“I explained to him the nature of my own illness and my reason for coming to Sulu.

“‘I came to rest in smooth waters,’ he replied. ‘It is a charming island.’ We talked of other things and soon discovered many mutual friends. When at last we left, at my insistence, the Countess, at the suggestion of her husband, invited us to dine the following night.

“Stewart was silent on the way in—moody, taciturn, tugging at his crisp mustache. As we entered the house he burst out:

“‘Did you ever see a more beautiful woman, Leyden? Jove, what hair! what a figure!’

“‘I find the husband more interesting,’ said I. ‘Any white woman would be beautiful if one stood her up against the shadow of the equator.’

“He grunted like a peccary. ‘Her husband?—her proprietor!—it’s gross flattery to speak of that wreck as her husband. What right has a cadaver like that to a wife? A widow would be a jolly lot more becoming. What’s he got to hold her with?’

“‘A yacht, a title, a good mind and a wedding ring,’ said I.

“‘Might hold some women,’ he growled; ‘can’t hold that one,’ and he took himself off to bed.
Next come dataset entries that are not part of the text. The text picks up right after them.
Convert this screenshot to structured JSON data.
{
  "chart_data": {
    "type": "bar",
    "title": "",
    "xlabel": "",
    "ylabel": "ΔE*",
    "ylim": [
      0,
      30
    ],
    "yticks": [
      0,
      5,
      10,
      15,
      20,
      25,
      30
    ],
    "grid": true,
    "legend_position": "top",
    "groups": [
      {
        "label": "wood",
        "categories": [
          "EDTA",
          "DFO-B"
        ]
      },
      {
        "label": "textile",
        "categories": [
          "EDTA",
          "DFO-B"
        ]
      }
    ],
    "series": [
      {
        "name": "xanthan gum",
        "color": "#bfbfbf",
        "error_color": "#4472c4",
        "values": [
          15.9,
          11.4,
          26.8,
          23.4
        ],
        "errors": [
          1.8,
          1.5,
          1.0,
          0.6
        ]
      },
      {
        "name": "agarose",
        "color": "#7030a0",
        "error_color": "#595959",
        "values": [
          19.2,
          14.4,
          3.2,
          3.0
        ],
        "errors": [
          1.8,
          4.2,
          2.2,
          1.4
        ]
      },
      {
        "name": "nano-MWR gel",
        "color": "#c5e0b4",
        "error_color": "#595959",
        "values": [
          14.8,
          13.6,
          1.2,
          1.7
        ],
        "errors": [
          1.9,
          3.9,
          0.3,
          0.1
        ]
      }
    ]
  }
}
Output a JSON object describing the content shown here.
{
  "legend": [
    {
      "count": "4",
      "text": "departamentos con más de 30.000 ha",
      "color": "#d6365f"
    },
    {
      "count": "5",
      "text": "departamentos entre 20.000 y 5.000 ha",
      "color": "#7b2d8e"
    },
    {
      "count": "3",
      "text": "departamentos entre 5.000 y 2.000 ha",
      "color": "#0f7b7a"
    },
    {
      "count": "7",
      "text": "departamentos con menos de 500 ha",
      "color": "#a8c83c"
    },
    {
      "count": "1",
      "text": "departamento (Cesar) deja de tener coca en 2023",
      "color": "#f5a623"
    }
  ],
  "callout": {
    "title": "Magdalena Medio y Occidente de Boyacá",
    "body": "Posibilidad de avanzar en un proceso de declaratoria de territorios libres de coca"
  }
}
“We went aboard the yacht the following night, and I do not think that I have ever spent a more disagreeable social evening. The Countess was glorious in the most daring of black décolleté gowns. Her great blue eyes were gleaming like sapphires, and her hair put one in mind of the burnished copper one sees when the schooner heels to the trade-wind. Fancy, Doctor, one of those profuse Californians, abundant as a cluster of Tokay grapes, thrust close against a yellow-haired atavism of the Neolithic age like my poor acquaintance Stewart. Ach! he was drunk before he had finished his sherry; at every sip he tasted the subtle perfume of her, and the cup she held to him was filled with wine as old as the race and as deep as the blue of her sapphire eyes. She was receiving, I fancy, as well as giving. Ach! it was very primitive! Instead of the yacht and the sparkle of the yellow lamp-light on the plate and glass there should have been a forest and the pale moonlight filtering through the boughs of giant hemlocks....

“I looked at the Count, and upon my word, Doctor, I saw that he was relishing the thing!—more than that, he was enjoying it! Perhaps it was the interest of the student; perhaps he was absorbing the warmth of fires which no longer kindled on his own hearth. At any rate, he was eagerly receptive of this spectacle, repellant to me in its unfitness, and was drinking it with parted lips, a tinge of color in his hollow cheeks, a deep glow in his red-brown eyes. There was nothing malicious in his regard; rather, it was the acme of benevolence. He caught my eye and smiled as he had done the day before.